Luftaufnahme von Ofu-Olosega; die beiden Inseln sind nur mit einer dünnen Landbrücke verbunden, Südsee - © Peter Craig PD/Wiki
© Peter Craig PD/Wiki

Anreise auf Ofu-Olosega

Der Flughafen von Ofu-Olosega liegt in Nu’utele, dem Hauptort von Ofu, und ist von Pago Pago aus in etwa einer halben Stunde mit dem Kleinflugzeug zu erreichen. Dort gibt es winzige Geschäfte, das Postamt, eine Bank, einige niedliche Häuser und eine nette Kirche. Unterkunftsmöglichkeiten gibt es ebenfalls nur auf Ofu, in der Va’oto-Lodge. Sie liegt einen guten Kilometer westlich von Nu’utele und bietet für gut 10 Gäste Platz.

Ofu-Olosega ist auch deshalb so ursprünglich geblieben, weil die touristische Infrastruktur hier kaum Einzug gehalten hat. Es gibt keine Hotels oder Restaurants, keine Buslinien und nur wenige Autos.

Vulkane auf Ofu-Olosega

Sowohl Ofu als auch Olusega sind aus Schildvulkanen entstanden, die jedoch mittlerweile als erloschen gelten. Die beiden Erhebungen Mount Tumutumu auf Ofu und Mount Piumafua auf Olosega sind mit knapp 500 bzw. gut 600 Meter wunderbar zu erwandernde Berggipfel, die einen atemberaubenden Rundblick über die gesamte Insel bieten.

Im Landesinneren von Ofu zeugen versteinerte Lavaflüsse und eingebrochene Krater von der feuerspeienden Vergangenheit der Insel. Mit dem Vulkan auf Tuchfühlung gehen kann man von Nu’utele aus auf dem Wanderweg zum Gipfel des Tumutumu.

Das kleiner Olosega im Osten gelegen erfuhr auf dem Meeresgrund seine letzte vulkanische Aktivität im Jahr 1866. Der Hauptort auf Olosega ist Olosega Village im Südwesten, nachdem die zweite Ortschaft Sili nahezu vollständig durch einen Zyklon zerstört wurde.

Sandstrände und Korallenriffe

Die westlich gelegene größere Insel Ofu besticht durch ihre atemberaubende Küste, die sie seiner ehemaligen vulkanischen Aktivität zu verdanken hat. Türkisblaue Wellen lecken an weißen Sandstreifen, die mit spektakulären Steilklippen und markanten Berggipfeln begrenzt werden. Der bekannteste von ihnen ist sicherlich der schroffe Sunu’itao, der direkt an einem 4km langen Sandstrand liegt. Nicht umsonst ist der Süden von Ofu Teil des Nationalparks von Amerikanisch-Samoa. Seine wildromantische Schönheit sowie seine fantastischen Korallenriffe sind somit streng geschützt.

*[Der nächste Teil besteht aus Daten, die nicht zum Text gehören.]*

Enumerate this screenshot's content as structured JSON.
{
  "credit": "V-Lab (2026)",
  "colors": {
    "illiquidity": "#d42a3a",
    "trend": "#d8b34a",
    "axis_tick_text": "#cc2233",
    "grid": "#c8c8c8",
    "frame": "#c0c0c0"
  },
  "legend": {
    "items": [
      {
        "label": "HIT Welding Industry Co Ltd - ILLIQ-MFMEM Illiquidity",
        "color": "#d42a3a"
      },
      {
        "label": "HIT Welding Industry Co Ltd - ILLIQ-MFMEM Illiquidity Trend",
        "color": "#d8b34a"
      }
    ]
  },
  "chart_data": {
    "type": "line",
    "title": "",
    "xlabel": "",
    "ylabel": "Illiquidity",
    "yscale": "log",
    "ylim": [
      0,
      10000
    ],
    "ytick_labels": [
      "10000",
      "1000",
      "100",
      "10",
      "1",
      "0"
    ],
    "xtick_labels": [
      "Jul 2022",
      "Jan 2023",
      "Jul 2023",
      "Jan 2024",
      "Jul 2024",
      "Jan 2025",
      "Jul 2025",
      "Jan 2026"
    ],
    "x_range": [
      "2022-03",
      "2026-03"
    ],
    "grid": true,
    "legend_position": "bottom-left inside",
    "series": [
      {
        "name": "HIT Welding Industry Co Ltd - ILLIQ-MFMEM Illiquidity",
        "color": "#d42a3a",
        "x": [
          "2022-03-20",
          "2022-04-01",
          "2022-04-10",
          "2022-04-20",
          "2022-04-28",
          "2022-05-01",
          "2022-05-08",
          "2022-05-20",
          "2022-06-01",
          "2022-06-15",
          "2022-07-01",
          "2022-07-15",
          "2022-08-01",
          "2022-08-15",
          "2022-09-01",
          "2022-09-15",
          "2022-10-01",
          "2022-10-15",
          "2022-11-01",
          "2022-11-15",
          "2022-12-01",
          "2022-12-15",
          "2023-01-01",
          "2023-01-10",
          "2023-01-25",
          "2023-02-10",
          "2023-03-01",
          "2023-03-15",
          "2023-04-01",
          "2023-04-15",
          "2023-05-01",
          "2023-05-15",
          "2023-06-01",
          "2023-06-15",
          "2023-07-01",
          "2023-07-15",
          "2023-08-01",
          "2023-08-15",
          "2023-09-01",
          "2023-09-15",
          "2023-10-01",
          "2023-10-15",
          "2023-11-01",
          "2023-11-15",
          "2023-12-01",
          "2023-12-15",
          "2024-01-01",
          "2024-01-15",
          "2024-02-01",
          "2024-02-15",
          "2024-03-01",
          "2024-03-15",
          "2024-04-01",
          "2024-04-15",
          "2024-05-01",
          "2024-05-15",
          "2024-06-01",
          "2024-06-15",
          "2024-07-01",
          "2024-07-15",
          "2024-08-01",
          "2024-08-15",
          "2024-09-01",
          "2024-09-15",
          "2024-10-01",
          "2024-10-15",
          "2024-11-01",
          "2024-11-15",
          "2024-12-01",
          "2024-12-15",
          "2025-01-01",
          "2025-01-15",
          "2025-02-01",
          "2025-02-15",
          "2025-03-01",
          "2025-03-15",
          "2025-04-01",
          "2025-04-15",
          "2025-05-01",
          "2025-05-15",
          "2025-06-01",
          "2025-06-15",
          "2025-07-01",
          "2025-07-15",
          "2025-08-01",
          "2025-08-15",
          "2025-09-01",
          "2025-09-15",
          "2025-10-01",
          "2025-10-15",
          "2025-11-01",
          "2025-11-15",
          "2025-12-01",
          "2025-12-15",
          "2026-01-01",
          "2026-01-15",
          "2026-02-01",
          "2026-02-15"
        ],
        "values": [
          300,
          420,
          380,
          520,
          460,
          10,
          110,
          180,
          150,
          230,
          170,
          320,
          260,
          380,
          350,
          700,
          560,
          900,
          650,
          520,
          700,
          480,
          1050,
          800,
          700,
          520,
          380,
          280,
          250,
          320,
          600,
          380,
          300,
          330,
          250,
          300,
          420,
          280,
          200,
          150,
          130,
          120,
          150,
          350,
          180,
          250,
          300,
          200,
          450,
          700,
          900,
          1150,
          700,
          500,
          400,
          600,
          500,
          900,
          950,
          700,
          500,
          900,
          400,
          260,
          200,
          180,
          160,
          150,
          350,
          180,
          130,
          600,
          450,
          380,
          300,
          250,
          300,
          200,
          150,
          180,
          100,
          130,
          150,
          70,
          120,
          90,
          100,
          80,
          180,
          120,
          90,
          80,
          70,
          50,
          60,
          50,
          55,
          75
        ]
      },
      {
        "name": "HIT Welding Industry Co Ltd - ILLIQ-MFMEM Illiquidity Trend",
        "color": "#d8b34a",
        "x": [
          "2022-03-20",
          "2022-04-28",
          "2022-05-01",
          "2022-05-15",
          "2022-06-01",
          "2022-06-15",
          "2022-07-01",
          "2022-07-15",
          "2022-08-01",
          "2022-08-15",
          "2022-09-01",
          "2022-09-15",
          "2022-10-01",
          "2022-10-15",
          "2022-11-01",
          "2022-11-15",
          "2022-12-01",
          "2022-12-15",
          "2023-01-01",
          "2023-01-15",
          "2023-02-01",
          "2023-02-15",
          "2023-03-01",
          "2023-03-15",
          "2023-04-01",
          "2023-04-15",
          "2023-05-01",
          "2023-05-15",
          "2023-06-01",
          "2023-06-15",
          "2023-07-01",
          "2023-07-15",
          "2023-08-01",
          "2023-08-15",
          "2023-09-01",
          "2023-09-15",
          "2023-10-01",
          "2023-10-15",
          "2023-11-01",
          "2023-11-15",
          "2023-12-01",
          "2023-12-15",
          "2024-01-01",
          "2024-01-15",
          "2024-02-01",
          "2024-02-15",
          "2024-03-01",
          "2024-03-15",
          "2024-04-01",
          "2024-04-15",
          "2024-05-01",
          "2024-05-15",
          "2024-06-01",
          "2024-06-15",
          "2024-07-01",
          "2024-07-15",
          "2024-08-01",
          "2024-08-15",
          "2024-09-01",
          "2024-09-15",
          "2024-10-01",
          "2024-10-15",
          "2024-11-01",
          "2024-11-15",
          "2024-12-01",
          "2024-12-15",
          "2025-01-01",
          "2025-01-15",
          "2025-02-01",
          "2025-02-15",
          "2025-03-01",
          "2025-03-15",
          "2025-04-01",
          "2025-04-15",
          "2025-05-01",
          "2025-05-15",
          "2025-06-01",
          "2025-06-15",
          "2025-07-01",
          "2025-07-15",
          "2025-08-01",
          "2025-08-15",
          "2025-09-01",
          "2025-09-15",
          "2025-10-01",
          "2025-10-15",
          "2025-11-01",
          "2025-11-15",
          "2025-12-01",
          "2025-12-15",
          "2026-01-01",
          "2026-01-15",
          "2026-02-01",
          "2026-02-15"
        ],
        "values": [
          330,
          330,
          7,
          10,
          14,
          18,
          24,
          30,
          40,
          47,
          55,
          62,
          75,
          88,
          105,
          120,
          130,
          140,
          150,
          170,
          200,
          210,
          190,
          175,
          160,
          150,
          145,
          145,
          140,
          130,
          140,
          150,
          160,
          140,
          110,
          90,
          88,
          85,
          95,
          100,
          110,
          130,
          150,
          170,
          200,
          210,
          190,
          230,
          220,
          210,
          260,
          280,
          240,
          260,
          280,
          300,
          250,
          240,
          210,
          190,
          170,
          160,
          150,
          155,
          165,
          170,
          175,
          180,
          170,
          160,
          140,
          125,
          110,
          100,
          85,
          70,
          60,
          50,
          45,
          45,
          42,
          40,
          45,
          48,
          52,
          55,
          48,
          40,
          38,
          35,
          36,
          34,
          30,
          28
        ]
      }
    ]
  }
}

Im Süden von Ofu-Olosega wird die fantastische Unterwasserwelt des Pazifiks  durch den Nationalpark von Amerikanisch-Samoa geschützt - © J'nel / Shutterstock
© J’nel / Shutterstock

Ausgrabungsstätte To’aga

Neben der atemberaubenden Natur und den spektakulären Tauchgründen gibt es auf Ofu auch ein historisches Highlight zu entdecken. Auf einem 2km langen Küstenstreifen im Süden von Ofu befindet sich die Ausgrabungsstätte To’aga. Hier wurden in den 1980er Jahren vom amerikanischen Spezialisten für Pazifik-Archäologie Patrick Vinton Kirch und seinem Team Keramiken, Beile, Knochen- und Muschelreste freigelegt, bewiesen, dass Ofu-Olosega bereits 1.000 vor Christus besiedelt war. Einige Lücken in der historischen Vergangenheit der samoanischen Inseln konnten mit diesen bedeutenden Funden geschlossen werden.

In der To’aga Lagune werden die unglaubliche Artenvielfalt des Meeres sowie die Auswirkungen des Klimawandels seit Jahren wissenschaftlich erforscht.